J Clin Microbiol. 2014 May;52(5):1529-39. doi: 10.1128/JCM.02981-13. Epub 2014 Feb 26.
One of the first issues that emerges when a prokaryotic organism of interest is encountered is the question of what it is--that is, which species it is. The 16S rRNA gene formed the basis of the first method for sequence-based taxonomy and has had a tremendous impact on the field of microbiology. Nevertheless, the method has been found to have a number of shortcomings. In the current study, we trained and benchmarked five methods for whole-genome sequence-based prokaryotic species identification on a common data set of complete genomes: (i) SpeciesFinder, which is based on the complete 16S rRNA gene; (ii) Reads2Type that searches for species-specific 50-mers in either the 16S rRNA gene or the gyrB gene (for the Enterobacteraceae family); (iii) the ribosomal multilocus sequence typing (rMLST) method that samples up to 53 ribosomal genes; (iv) TaxonomyFinder, which is based on species-specific functional protein domain profiles; and finally (v) KmerFinder, which examines the number of cooccurring k-mers (substrings of k nucleotides in DNA sequence data). The performances of the methods were subsequently evaluated on three data sets of short sequence reads or draft genomes from public databases. In total, the evaluation sets constituted sequence data from more than 11,000 isolates covering 159 genera and 243 species. Our results indicate that methods that sample only chromosomal, core genes have difficulties in distinguishing closely related species which only recently diverged. The KmerFinder method had the overall highest accuracy and correctly identified from 93% to 97% of the isolates in the evaluations sets.

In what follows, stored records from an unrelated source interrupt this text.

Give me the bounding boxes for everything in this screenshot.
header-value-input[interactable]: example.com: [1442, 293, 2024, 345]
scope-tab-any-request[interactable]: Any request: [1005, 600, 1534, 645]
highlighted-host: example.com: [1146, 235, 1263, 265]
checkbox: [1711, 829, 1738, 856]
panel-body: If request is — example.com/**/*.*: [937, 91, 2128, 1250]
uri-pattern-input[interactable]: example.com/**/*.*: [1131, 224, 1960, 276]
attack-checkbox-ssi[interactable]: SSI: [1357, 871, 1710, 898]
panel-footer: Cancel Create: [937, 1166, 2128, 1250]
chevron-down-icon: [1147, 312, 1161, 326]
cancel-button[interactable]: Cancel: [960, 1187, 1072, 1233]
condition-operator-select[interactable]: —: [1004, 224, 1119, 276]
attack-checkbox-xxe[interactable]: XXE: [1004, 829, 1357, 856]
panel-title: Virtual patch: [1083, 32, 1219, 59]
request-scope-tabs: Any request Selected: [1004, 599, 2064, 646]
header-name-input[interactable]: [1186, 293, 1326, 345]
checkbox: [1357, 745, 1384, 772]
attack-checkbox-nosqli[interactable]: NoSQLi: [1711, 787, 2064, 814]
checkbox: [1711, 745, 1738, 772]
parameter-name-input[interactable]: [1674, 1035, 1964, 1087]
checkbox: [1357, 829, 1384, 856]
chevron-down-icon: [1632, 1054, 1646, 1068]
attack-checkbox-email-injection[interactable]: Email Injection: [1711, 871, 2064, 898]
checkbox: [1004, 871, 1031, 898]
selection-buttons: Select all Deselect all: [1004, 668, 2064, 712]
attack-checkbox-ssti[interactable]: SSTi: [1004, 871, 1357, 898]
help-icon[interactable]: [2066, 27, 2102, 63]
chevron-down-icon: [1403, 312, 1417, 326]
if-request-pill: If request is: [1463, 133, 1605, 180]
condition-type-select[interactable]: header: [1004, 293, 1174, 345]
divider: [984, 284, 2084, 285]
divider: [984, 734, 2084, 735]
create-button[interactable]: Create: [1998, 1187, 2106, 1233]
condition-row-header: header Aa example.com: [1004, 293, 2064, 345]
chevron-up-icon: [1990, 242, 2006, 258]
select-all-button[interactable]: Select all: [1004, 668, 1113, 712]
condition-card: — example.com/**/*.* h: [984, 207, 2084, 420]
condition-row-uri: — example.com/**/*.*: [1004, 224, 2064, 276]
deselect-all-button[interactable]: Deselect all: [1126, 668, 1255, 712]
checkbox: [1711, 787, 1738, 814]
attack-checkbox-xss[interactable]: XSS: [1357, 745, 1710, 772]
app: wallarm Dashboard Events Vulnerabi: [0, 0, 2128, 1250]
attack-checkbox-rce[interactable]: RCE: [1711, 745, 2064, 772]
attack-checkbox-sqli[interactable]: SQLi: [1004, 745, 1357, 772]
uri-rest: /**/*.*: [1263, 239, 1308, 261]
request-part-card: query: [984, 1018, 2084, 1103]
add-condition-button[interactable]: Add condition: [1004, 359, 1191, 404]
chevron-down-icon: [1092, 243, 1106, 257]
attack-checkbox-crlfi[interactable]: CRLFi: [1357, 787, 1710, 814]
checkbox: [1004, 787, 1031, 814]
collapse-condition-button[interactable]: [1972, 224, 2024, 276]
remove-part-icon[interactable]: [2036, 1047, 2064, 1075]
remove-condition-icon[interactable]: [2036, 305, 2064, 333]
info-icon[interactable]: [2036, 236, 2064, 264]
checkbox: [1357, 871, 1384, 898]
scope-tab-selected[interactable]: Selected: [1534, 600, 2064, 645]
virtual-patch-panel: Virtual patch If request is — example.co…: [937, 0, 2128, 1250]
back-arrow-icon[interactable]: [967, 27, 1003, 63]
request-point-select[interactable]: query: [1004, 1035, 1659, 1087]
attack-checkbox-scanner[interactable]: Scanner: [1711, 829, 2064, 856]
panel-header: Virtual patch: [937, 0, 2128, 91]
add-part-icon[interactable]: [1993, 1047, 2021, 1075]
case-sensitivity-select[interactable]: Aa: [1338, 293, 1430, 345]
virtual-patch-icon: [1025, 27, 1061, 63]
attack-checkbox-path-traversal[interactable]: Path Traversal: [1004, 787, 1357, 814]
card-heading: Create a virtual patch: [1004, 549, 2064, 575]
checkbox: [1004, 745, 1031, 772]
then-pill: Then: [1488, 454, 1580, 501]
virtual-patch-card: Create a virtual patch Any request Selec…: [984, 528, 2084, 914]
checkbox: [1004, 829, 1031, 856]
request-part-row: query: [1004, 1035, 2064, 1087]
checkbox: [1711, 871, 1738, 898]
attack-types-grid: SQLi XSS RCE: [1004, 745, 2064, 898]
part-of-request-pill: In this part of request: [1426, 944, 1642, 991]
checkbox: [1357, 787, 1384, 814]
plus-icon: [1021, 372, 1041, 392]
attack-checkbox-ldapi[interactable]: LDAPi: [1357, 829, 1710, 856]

当遇到感兴趣的原核生物时,首先出现的问题之一是它是什么——也就是说,它属于哪个物种。16S rRNA基因构成了基于序列的分类学第一种方法的基础,并且对微生物学领域产生了巨大影响。然而,该方法已被发现存在一些缺点。在当前的研究中,我们在一个完整基因组的公共数据集上对五种基于全基因组序列的原核生物物种鉴定方法进行了训练和基准测试:(i)基于完整16S rRNA基因的SpeciesFinder;(ii)在16S rRNA基因或gyrB基因(针对肠杆菌科)中搜索物种特异性50聚体的Reads2Type;(iii)对多达53个核糖体基因进行采样的核糖体多位点序列分型(rMLST)方法;(iv)基于物种特异性功能蛋白结构域图谱的TaxonomyFinder;最后(v)检查共现k聚体(DNA序列数据中k个核苷酸的子串)数量的KmerFinder。随后在来自公共数据库的三个短序列读数或草图基因组数据集上评估了这些方法的性能。总的来说,评估集构成了来自超过11,000个分离株的序列数据,涵盖159个属和243个物种。我们的结果表明,仅对染色体核心基因进行采样的方法在区分最近才分化的密切相关物种方面存在困难。KmerFinder方法总体准确率最高,在评估集中正确鉴定了93%至97%的分离株。